Die ganze Fussballwelt wird in knapp drei Wochen nach Zürich schauen, wenn der 65. Fifa-Kongress stattfindet. Fünf Kandidaten interessieren sich für die Blatter-Nachfolge. Denkbar sind drei Szenarien:
Erstens: Weil kein Rücktritt Blatters vorliegt, wird die Wahl vertagt.
Zweitens: Die FIFA geht das Risiko ein und zieht die Wahl durch, mit der Folge, dass die FIFA zwei gewählte Präsidenten hätte und Blatter die Wahl anfechten könnte. Falls der CAS Blatter dereinst freisprechen sollte, würde er Präsident bleiben und die Wahl des neuen wäre nichtig.

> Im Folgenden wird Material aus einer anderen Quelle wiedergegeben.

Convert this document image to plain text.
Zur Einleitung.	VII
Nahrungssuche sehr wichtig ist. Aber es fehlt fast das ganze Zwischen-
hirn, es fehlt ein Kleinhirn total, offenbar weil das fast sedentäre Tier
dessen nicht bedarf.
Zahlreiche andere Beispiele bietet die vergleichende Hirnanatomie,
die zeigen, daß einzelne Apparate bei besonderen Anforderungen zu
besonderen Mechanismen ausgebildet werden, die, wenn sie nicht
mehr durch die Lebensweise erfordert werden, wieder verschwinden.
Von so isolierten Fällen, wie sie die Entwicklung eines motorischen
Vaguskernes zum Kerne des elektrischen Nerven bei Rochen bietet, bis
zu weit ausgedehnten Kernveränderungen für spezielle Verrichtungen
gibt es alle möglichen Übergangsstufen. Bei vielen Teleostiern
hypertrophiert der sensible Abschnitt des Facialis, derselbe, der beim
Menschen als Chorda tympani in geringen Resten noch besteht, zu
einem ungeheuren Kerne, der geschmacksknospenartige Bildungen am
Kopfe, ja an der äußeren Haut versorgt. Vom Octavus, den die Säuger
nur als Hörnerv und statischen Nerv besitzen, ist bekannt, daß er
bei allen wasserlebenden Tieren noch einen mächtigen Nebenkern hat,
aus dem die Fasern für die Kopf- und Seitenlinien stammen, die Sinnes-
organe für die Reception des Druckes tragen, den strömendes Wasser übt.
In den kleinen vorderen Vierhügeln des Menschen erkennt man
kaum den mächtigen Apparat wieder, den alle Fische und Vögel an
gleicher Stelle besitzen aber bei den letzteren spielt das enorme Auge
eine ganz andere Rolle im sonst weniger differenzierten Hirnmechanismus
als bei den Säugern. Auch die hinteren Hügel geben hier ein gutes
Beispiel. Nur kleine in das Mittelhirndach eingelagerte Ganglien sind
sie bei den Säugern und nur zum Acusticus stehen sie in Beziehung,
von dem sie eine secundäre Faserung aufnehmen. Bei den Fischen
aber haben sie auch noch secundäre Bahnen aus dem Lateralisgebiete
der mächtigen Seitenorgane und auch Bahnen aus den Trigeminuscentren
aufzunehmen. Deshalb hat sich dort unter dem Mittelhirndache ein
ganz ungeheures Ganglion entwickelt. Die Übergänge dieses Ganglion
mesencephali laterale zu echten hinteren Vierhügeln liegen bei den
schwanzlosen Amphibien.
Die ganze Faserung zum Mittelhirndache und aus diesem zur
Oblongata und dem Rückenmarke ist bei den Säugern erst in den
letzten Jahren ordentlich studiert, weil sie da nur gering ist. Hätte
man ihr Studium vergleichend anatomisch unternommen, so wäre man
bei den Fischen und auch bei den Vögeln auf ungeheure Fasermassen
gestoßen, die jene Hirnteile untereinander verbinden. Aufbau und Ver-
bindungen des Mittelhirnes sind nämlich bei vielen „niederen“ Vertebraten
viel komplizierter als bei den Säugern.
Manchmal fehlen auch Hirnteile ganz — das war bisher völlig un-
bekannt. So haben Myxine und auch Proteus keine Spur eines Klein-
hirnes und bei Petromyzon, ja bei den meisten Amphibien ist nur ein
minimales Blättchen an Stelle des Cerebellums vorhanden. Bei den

Drittens: Blatter bekommt eine Auftrittsmöglichkeit vor dem Kongress – eine solche ist bislang nicht vorgesehen – und erklärt staatsmännisch vor der Weltöffentlichkeit doch noch seinen Rücktritt, und alles geht glatt über die Bühne. Klar ist, dass Blatter das dritte Szenario am liebsten wäre: Sein letztes Ziel als FIFA-Präsident ist es, einen würdigen Abgang zu erhalten. Gewährt ihm die FIFA einen Auftritt vor dem Kongress, der ihn seit 1998 fünfmal als Präsident gewählt hat, wäre das eine Art Versöhnung – und er würde den Weg für eine geordnete Amtsübergabe freimachen.